Home

Awesome

BERT_for_GAP-coreference

This project was realised in the context of the INF8225 AI course. In this project, we aim to reduce gender bias in pronoun resolution by creating a coreference resolver that performs well on a gender-balanced pronoun dataset, the Gendered Ambiguous Pronouns (GAP) dataset. We leverage BERT's strong pre-training tasks on large unsupervised datasets and transfer these contextual representations to the fine-tuning stage. The fine-tuning stage was trained in a SWAG-like manner on the GAP supervised dataset.
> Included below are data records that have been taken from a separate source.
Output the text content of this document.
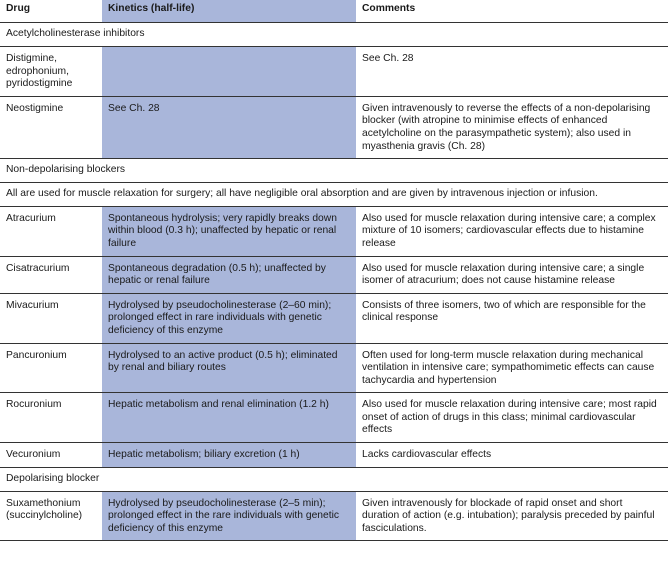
Drug	Kinetics (half-life)	Comments
Acetylcholinesterase inhibitors		
Distigmine, edrophonium, pyridostigmine		See Ch. 28
Neostigmine	See Ch. 28	Given intravenously to reverse the effects of a non-depolarising blocker (with atropine to minimise effects of enhanced acetylcholine on the parasympathetic system); also used in myasthenia gravis (Ch. 28)
Non-depolarising blockers		
All are used for muscle relaxation for surgery; all have negligible oral absorption and are given by intravenous injection or infusion.		
Atracurium	Spontaneous hydrolysis; very rapidly breaks down within blood (0.3 h); unaffected by hepatic or renal failure	Also used for muscle relaxation during intensive care; a complex mixture of 10 isomers; cardiovascular effects due to histamine release
Cisatracurium	Spontaneous degradation (0.5 h); unaffected by hepatic or renal failure	Also used for muscle relaxation during intensive care; a single isomer of atracurium; does not cause histamine release
Mivacurium	Hydrolysed by pseudocholinesterase (2–60 min); prolonged effect in rare individuals with genetic deficiency of this enzyme	Consists of three isomers, two of which are responsible for the clinical response
Pancuronium	Hydrolysed to an active product (0.5 h); eliminated by renal and biliary routes	Often used for long-term muscle relaxation during mechanical ventilation in intensive care; sympathomimetic effects can cause tachycardia and hypertension
Rocuronium	Hepatic metabolism and renal elimination (1.2 h)	Also used for muscle relaxation during intensive care; most rapid onset of action of drugs in this class; minimal cardiovascular effects
Vecuronium	Hepatic metabolism; biliary excretion (1 h)	Lacks cardiovascular effects
Depolarising blocker		
Suxamethonium (succinylcholine)	Hydrolysed by pseudocholinesterase (2–5 min); prolonged effect in the rare individuals with genetic deficiency of this enzyme	Given intravenously for blockade of rapid onset and short duration of action (e.g. intubation); paralysis preceded by painful fasciculations.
We have submitted our best performing model to the Gendered Pronoun Resolution Kaggle competition.

Setting up

git clone --recursive git@github.com:isabellebouchard/BERT_for_GAP-coreference.git

Make sure the submodules are properly initialized.

First steps

To run the code, first install Docker to be able to build and run a docker container with all the proper dependencies installed

docker build -t IMAGE_NAME .
nvidia-docker run --rm -it -v /path/to/your/code/:/project IMAGE_NAME

If you don't have access to GPU, change nvidia-docker for docker. It is highly recommended to run the training on (multiple) GPUs.

Once inside the container you should be able run the training script:

python run_GAP.py --data_dir gap-coreference \
                  --bert_model bert-base-cased \
                  --output_dir results \

This will run the training script and save checkpoints of the best model in the output directory.